Je me suis battu toute ma vie pour qu'il y ait des interprofessions où l'aval et l'amont peuvent discuter. On avait l'interdiction de parler de prix dans les interprofessions et, c'est une réussite de la coopération, on a pu obtenir de l'Union Européenne la capacité de parler de prix pour fixer, sous différents critères, un prix d'orientation. Pas un prix de marché. Un prix d'orientation qui peut être respecté ou non, mais qui indique qu'en dessous on fait perdre de l'argent et qu'au-dessus on continue à pouvoir vivre et maintenir l'économie territoriale. La régression de la surface viticole en France est liée au revenu : les jeunes ont toujours envie de travailler la vigne, mais sans revenu, ce n'est pas possible même quand on aime la viticulture. Les parents n'incitent pas à rester, comme ils crèvent la faim.
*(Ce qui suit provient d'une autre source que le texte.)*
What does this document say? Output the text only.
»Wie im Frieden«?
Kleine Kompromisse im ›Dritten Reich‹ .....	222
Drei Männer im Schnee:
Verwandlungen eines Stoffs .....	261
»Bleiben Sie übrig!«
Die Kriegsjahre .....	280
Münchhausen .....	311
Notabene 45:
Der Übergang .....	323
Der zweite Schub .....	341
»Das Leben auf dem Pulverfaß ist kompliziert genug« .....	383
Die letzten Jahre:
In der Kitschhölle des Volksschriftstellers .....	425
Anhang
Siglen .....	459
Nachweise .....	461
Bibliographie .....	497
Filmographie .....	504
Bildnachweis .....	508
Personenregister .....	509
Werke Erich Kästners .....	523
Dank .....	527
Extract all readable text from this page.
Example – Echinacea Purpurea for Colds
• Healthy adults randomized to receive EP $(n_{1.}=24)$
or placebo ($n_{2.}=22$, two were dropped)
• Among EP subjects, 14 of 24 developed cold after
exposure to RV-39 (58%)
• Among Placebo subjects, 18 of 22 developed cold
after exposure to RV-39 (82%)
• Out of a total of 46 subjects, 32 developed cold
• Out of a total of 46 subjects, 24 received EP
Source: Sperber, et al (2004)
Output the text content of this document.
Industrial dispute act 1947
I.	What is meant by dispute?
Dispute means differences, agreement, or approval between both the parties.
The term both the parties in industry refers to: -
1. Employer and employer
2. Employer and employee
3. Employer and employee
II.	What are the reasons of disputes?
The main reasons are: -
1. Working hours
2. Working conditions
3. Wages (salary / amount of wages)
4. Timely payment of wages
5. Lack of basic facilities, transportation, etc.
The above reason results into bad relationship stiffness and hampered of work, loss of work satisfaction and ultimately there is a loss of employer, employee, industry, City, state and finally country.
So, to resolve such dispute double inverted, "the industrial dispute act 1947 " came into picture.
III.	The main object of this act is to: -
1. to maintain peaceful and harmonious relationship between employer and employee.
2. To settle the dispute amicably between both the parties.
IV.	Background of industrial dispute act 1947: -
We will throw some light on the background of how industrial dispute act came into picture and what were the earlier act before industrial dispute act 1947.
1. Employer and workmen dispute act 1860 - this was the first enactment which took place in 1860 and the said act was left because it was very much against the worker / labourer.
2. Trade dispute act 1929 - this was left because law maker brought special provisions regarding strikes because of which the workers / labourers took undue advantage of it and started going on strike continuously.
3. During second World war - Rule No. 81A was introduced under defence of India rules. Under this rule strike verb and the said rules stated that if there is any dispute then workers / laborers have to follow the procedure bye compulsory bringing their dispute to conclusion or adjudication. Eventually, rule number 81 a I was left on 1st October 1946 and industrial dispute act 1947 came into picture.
Quel est le bilan du BIC ?
La question c'est pourquoi les autres n'en font pas ! On a ouvert la porte. On ouvre tout le temps la porte. On a ouvert les vins de cépages, on nous a pris pour des cowboys américains avec Robert Skalli : il a fallu chercher les consommateurs chez eux. Je veux bien qu'on critique Pays d'Oc, mais il faut prendre la mesure de notre développement, tous les autres ont régressé. Quelle autre région a fait autant efforts que Pays d'Oc ? Aucune, nous sommes les enfants de la restructuration du vignoble. Jusque-là, les metteurs en marché jouaient le jeu de la valorisation, depuis quelques années, quelques négociants, peu nombreux, sont arrivés comme des chiens au milieu d'un jeu de quilles et nous font mal, très mal. Ils disent aux gens en détresse que si on leur fait un petit prix en Pays d'Oc ils le prennent tout de suite.
On entend parler de contrats officiels avec des cours corrects, mais des factures tombant derrière sur des frais de filtration pour réviser à la baisse les prix?
C'est dégueulasse. Ces gens-là sont des prédateurs, ils ne rendent pas service à leurs pairs qui sont des metteurs en marché sérieux qui construisent Pays d'Oc. Ces prédateurs foutent en l'air l'honorabilité des metteurs en marché vertueux, heureusement qu'il en reste. Mais il faut aussi parler des contraintes que la France s'impose : tous les jours on se tire une balle dans le pied avec la loi Evin, les retraits de phytos sans solution? Et la possibilité d'importation européenne de vins à très bas prix n'ayant pas les mêmes contraintes. Mais d'abord, que l'on m'explique comment l'Espagne peut produire du vin à 42 ?/hl ?
Ce sont des revendications et slogans que l'on entendait à Béziers lors de la manifestation du 15 novembre.
J'y étais, ce sont les constats partagés avec le syndicalisme. Mais ils veulent traiter rapidement les effets de la crise, j'appelle à se pencher sur leurs causes.